Lamotrigine treatment of bipolar disorder: data from the first 500 patients in STEP-BD


  • All authors (except SM and DJM) have received grant support, consulting fees and/or honoraria from GlaxoSmithKline (GSK), the manufacturer of lamotrigine. None of the authors have an equity interest in GSK. GSK was not involved in any aspect of collection of these data or preparation of this manuscript.

Lauren B Marangell, MD, 6655 Travis, Suite 560 Houston, TX 77030, USA.
Fax: 713 798 8403;


Objective:  To describe the frequency and correlates of lamotrigine therapy among the first 500 patients enrolled into the Systematic Treatment Enhancement Program for Bipolar Disorder (STEP-BD) study.

Method:  Systematic recording of psychiatric history and medication data at intake into the STEP-BD project.

Results:  Of the participants with bipolar disorder type I or II (n = 483), 77 (15.4%) were currently taking lamotrigine (mean dose: 258.12 mg/day) and 52 (10.4%) reported prior lamotrigine use. The groups were comparable with regard to duration of illness and mood state at study entry. Compared with participants who had never taken lamotrigine, those currently treated with lamotrigine were significantly more likely to have a prior history of rapid cycling (62.5% vs. 43.1%; p < 0.01) and an antidepressant-induced switch to (hypo)mania (49.3% vs. 33.3%; p < 0.01). In contrast, only 16.9% of lamotrigine-treated participants were taking an antidepressant at study intake, as compared with 29.1% of participants with no history of lamotrigine therapy (p < 0.03).

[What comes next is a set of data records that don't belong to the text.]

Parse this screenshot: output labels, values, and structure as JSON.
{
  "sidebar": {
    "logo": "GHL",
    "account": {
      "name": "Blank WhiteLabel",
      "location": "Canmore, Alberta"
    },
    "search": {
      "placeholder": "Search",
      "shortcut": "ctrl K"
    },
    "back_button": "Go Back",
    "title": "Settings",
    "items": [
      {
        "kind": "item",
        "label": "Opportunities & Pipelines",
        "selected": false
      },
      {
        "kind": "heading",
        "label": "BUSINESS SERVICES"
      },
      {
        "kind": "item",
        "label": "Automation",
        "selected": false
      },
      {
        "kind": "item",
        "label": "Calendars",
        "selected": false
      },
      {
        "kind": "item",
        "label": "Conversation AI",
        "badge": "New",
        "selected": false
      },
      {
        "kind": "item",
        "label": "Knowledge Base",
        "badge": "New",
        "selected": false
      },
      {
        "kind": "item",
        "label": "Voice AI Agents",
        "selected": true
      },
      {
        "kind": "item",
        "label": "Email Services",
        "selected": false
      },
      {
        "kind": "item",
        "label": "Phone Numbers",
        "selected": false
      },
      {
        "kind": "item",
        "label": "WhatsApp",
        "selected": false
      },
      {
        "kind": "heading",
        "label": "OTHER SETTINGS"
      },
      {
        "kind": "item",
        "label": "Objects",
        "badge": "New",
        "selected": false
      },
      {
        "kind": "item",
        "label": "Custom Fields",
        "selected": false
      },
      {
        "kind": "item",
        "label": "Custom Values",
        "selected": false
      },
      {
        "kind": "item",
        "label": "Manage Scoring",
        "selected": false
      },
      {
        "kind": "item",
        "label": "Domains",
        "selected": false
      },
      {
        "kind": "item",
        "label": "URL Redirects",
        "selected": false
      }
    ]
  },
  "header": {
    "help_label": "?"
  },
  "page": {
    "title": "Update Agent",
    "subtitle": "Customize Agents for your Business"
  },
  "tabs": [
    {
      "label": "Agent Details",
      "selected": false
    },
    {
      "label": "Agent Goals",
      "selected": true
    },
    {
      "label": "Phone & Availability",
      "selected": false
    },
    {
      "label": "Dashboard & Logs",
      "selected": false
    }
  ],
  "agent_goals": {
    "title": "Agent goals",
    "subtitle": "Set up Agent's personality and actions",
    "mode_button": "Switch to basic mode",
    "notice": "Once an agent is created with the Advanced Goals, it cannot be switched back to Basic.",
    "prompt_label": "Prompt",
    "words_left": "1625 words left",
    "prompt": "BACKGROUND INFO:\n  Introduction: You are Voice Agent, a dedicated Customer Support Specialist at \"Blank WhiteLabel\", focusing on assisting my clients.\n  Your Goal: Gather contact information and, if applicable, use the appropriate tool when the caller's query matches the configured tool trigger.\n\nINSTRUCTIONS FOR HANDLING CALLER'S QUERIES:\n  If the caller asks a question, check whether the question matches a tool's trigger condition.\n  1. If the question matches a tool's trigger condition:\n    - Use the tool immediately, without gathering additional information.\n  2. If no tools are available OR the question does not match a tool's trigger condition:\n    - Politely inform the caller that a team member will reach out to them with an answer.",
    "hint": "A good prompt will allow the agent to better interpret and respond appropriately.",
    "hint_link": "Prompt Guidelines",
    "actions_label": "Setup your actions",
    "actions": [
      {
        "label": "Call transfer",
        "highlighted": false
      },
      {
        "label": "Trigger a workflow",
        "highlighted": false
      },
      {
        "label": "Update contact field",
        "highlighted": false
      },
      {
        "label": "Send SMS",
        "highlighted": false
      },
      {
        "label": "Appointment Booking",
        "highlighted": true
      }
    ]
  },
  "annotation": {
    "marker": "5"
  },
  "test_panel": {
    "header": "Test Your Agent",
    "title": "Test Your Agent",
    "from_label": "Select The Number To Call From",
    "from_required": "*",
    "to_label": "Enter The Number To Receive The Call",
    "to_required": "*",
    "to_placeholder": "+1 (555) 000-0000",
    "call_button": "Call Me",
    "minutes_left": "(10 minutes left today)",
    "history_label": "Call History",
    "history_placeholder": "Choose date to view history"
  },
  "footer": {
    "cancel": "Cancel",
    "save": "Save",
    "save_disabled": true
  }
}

Conclusions:  While noting the limitations of a cross-sectional assessment, these data suggest that lamotrigine therapy was commonly used in these academic centers for patients with bipolar disorder several years before it was recommended in the American Psychiatric Association practice guidelines, particularly in patients with a history of rapid cycling or antidepressant-induced mania.